Marc Desplat, président de l’association ABCDE à Strasbourg, a répondu aux questions du média DNA sur la réforme de l’assurance chômage et les contrôles renforcés.
[ Article publié le 14/04/21 par DNA ]
Fragilisés, les plus précaires n’échapperont pas à la réforme de l’Assurance chômage
Pour l’association bas-rhinoise de chômeurs et demandeurs d’emploi ABCDE, maintenir le lien avec ses membres tient depuis un an du défi. Dans le même temps, les contrôles sont renforcés et la réforme de l’Assurance chômage aura bien lieu, regrette son président Marc Desplats.

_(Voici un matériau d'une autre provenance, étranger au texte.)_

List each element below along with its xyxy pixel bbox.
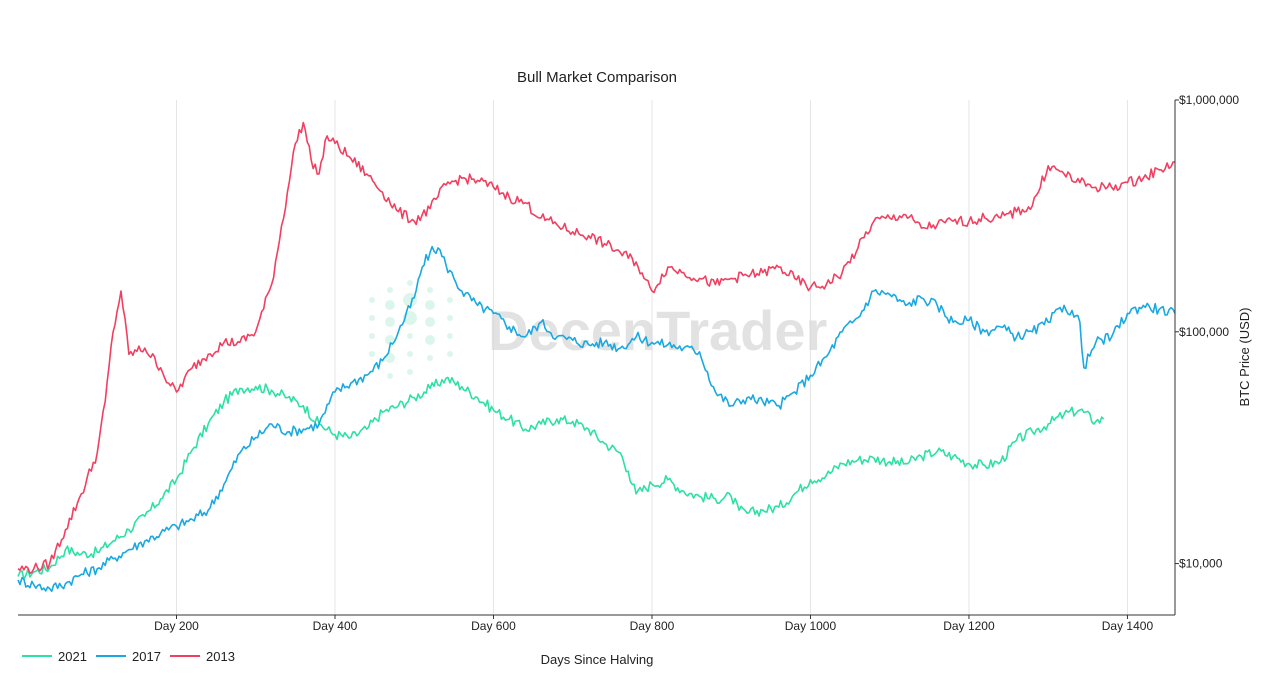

Pour ABCDE, affiliée au Mouvement national des chômeurs et précaires (MNCP), « la situation était déjà dramatique avant l’arrivée du coronavirus avec la réforme de l’Assurance chômage », retrace son président, Marc Desplats. Si la crise a conduit le gouvernement à temporiser la mise en application de ses différents volets, la modification du calcul du salaire journalier de référence entrera bien en vigueur le 1er juillet prochain. La mesure initiale prévoyait de diviser les salaires perçus par le nombre total de jours de la période, et non plus le nombre de jours travaillés, conduisant mécaniquement à une chute des indemnités pour les personnes employées sur de courtes durées. Annulée par le conseil d’État en novembre dernier, elle a été corrigée par un plancher garantissant une allocation minimale. Reste, estime ABCDE, que cette réforme conduira pour quelque 830 000 personnes à une baisse moyenne de 20 % des allocations perçues.
L’abaissement du seuil permettant d’ouvrir ou recharger les droits, autre volet de la réforme, est quant à lui reporté à des « jours meilleurs », à définir selon l’évolution de la conjoncture. Reste que l’« on finit toujours pas faire payer les plus précaires », dénonce Marc Desplats. Et le président de l’association de s’étonner : « On tolère du déficit partout ailleurs, mais il faut faire des économies sur l’Unedic ! Alors même que l’association finance en partie le chômage partiel auquel on a tellement recours. »
Dans le même temps, alors que la période est particulièrement difficile, « on a constaté avec effarement le renforcement des contrôles sur la recherche d’emploi par Pôle emploi, le Département et la Caisse d’allocations familiales », indique Marc Desplats, qui parle de « contrôles abusifs ». Différentes mesures temporaires ont bien été prises pour répondre aux conséquences de l’épidémie sur la situation des chômeurs. Non sans « couacs », souligne l’association qui cite notamment la prime exceptionnelle de 900 euros dédiée aux travailleurs précaires, dont le versement a été accompagné de « bugs ». « On demande à des personnes qui l’ont touchée de la rembourser », a contrario des demandeurs d’emploi éligibles pourraient bien ne pas l’avoir perçue. Et les souplesses annoncées ne s’accompagnent pas selon ABCDE d’une information intelligible aux principaux intéressés.
Le collectif mis à mal
Plus que jamais s’impose l’intérêt de l’association créée en 1998, qui entend « permettre aux chômeurs de s’organiser collectivement pour améliorer leurs droits et conditions de vie ». Mais alors que « le Covid ne fait qu’aggraver la situation des précaires », selon l’analyse du vice-président Jeannot Laas, maintenir la puissance du « collectif » et lutter contre l’isolement n’est pas chose aisée. Plusieurs réunions, stammtisch ou ateliers thématiques ont dû être annulés. « Les gens sont de plus en plus précaires mais on les voit de moins en moins », résume Marc Deplats.
Pour continuer à œuvrer à la défense des droits de ses membres, l’association a veillé depuis le début de la crise à ce que son local de Neudorf reste ouvert. Son espace numérique, disponible depuis fin 2019, n’a pas manqué d’être utilisé, alors que les médiathèques fermaient leurs portes. Et afin de maintenir le lien avec des personnes isolées, l’association en a directement contacté plus d’une centaine pendant le premier confinement. Une première.